Tic tac



   Venía por Mitre y doblé en el pasaje Rivarola. A mano izquierda una vidriera llamó mi atención: exhibía una lluvia de relojes pendientes de cadenas plateadas, fijadas al techo. Ocupaban toda la vidriera, y se perdían hacia el fondo del negocio. En su mayoría eran viejos relojes de bolsillo, con lunas amarillas por donde ya no corrían las agujas. Decidí entrar. El relojero no me prestó atención, ocupado en ensamblar las finísimas maquinarias dispersas sobre su mesa de trabajo, y volver a hacer de ellas un mecanismo funcional. Tenía calzado un monóculo de alto aumento, y trabajaba con una lentitud asombrosa. Debía tener más de cien años.
-Buen día –saludé, para no permanecer en infracción dentro de su negocio.
   El hombre parecía más allá del bien y del mal; no tenía miedo por su mercadería, ni por su seguridad. ¿Y qué podía temer a su edad? De pronto me sentí muy tranquilo, mis precauciones formales eran absurdas. Recordé que mi mujer había heredado de su abuelo un reloj de bolsillo con las iniciales grabadas, tal vez aquí pudiesen repararlo. No me apuré a preguntar nada, sin embargo, contagiado por la parsimonia del viejo. En lugar de eso, me puse a leer los nombres grabados en las tapas cromadas de los relojes, que identificaban a sus propietarios difuntos: Santiago Derqui, Miguel Juárez Celman, José Evaristo Uriburu… ¡un momento! Esos eran nombres de presidentes argentinos. ¿Cómo habían llegado sus relojes acá? Volteé otras tapas y leí: Edelmiro Farrell… Carlos Pellegrini… Bartolomé Mitre… Julio Argentino Roca… Roberto Levingston… Leopoldo Fortunato Galtieri… Manuel Quintana… Domingo Faustino Sarmiento… María Estela Martínez… ¡Bernardino Rivadavia!
   Lancé al viejo una mirada de interrogación, pero él seguía imperturbable en su tarea. ¿Era un mitómano? ¿Había grabado nombres de presidentes sobre unos relojes cualquiera? Sin embargo, las manchas de óxido sobre las letras del nombre Rivadavia eran bien visibles, así como las de Mitre o Derqui…también los modelos eran diferentes, denotando el paso de los siglos.
-Los relojes se paran cuando el dueño muere.
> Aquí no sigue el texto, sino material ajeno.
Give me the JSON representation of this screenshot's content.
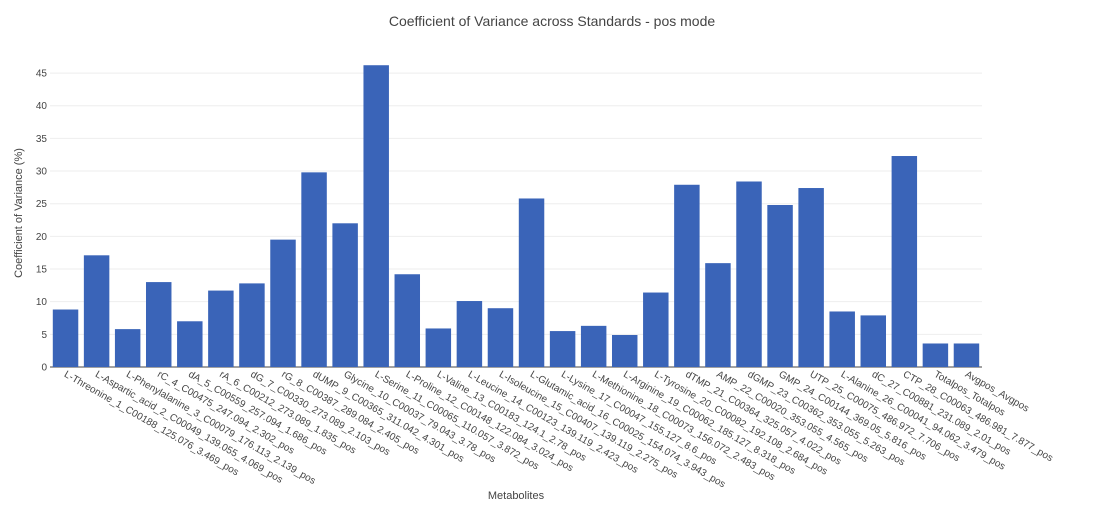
{
  "chart_data": {
    "type": "bar",
    "title": "Coefficient of Variance across Standards - pos mode",
    "xlabel": "Metabolites",
    "ylabel": "Coefficient of Variance (%)",
    "ylim": [
      0,
      47
    ],
    "yticks": [
      0,
      5,
      10,
      15,
      20,
      25,
      30,
      35,
      40,
      45
    ],
    "grid": true,
    "bar_color": "#3a64b8",
    "categories": [
      "L-Threonine_1_C00188_125.076_3.469_pos",
      "L-Aspartic_acid_2_C00049_139.055_4.069_pos",
      "L-Phenylalanine_3_C00079_176.113_2.139_pos",
      "rC_4_C00475_247.094_2.302_pos",
      "dA_5_C00559_257.094_1.686_pos",
      "rA_6_C00212_273.089_1.835_pos",
      "dG_7_C00330_273.089_2.103_pos",
      "rG_8_C00387_289.084_2.405_pos",
      "dUMP_9_C00365_311.042_4.301_pos",
      "Glycine_10_C00037_79.043_3.78_pos",
      "L-Serine_11_C00065_110.057_3.872_pos",
      "L-Proline_12_C00148_122.084_3.024_pos",
      "L-Valine_13_C00183_124.1_2.78_pos",
      "L-Leucine_14_C00123_139.119_2.423_pos",
      "L-Isoleucine_15_C00407_139.119_2.275_pos",
      "L-Glutamic_acid_16_C00025_154.074_3.943_pos",
      "L-Lysine_17_C00047_155.127_8.6_pos",
      "L-Methionine_18_C00073_156.072_2.483_pos",
      "L-Arginine_19_C00062_185.127_8.318_pos",
      "L-Tyrosine_20_C00082_192.108_2.684_pos",
      "dTMP_21_C00364_325.057_4.022_pos",
      "AMP_22_C00020_353.055_4.565_pos",
      "dGMP_23_C00362_353.055_5.263_pos",
      "GMP_24_C00144_369.05_5.816_pos",
      "UTP_25_C00075_486.972_7.706_pos",
      "L-Alanine_26_C00041_94.062_3.479_pos",
      "dC_27_C00881_231.089_2.01_pos",
      "CTP_28_C00063_486.981_7.877_pos",
      "Totalpos_Totalpos",
      "Avgpos_Avgpos"
    ],
    "values": [
      8.8,
      17.1,
      5.8,
      13.0,
      7.0,
      11.7,
      12.8,
      19.5,
      29.8,
      22.0,
      46.2,
      14.2,
      5.9,
      10.1,
      9.0,
      25.8,
      5.5,
      6.3,
      4.9,
      11.4,
      27.9,
      15.9,
      28.4,
      24.8,
      27.4,
      8.5,
      7.9,
      32.3,
      3.6,
      3.6
    ]
  }
}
   La voz del viejo me sobresaltó, ya no esperaba oírlo hablar. Efectivamente, todos los relojes marcaban una hora distinta ¿correspondía a la muerte de cada presidente? No tenía cómo comprobarlo. En cambio, vi que algunos relojes funcionaban, esos no tenían nombre alguno grabado. Una sospecha nació en mi mente… en la lógica intemporal de este lugar, debían corresponder a los presidentes futuros, cuya hora aún no había sonado. Yo estaba en medio de dos grupos: a mi izquierda los relojes detenidos, a mi derecha los relojes en marcha. Estos últimos eran muchos, pero no tantos como uno supondría al soñar el destino grandioso del país. De hecho, me pareció que el número de relojes en marcha era menor al de relojes detenidos.
   El anciano se olvidó de mí y volvió a su trabajo. Yo no había hecho ninguna pregunta: di media vuelta y abandoné el local, latiendo de nuevo al ritmo de la calle.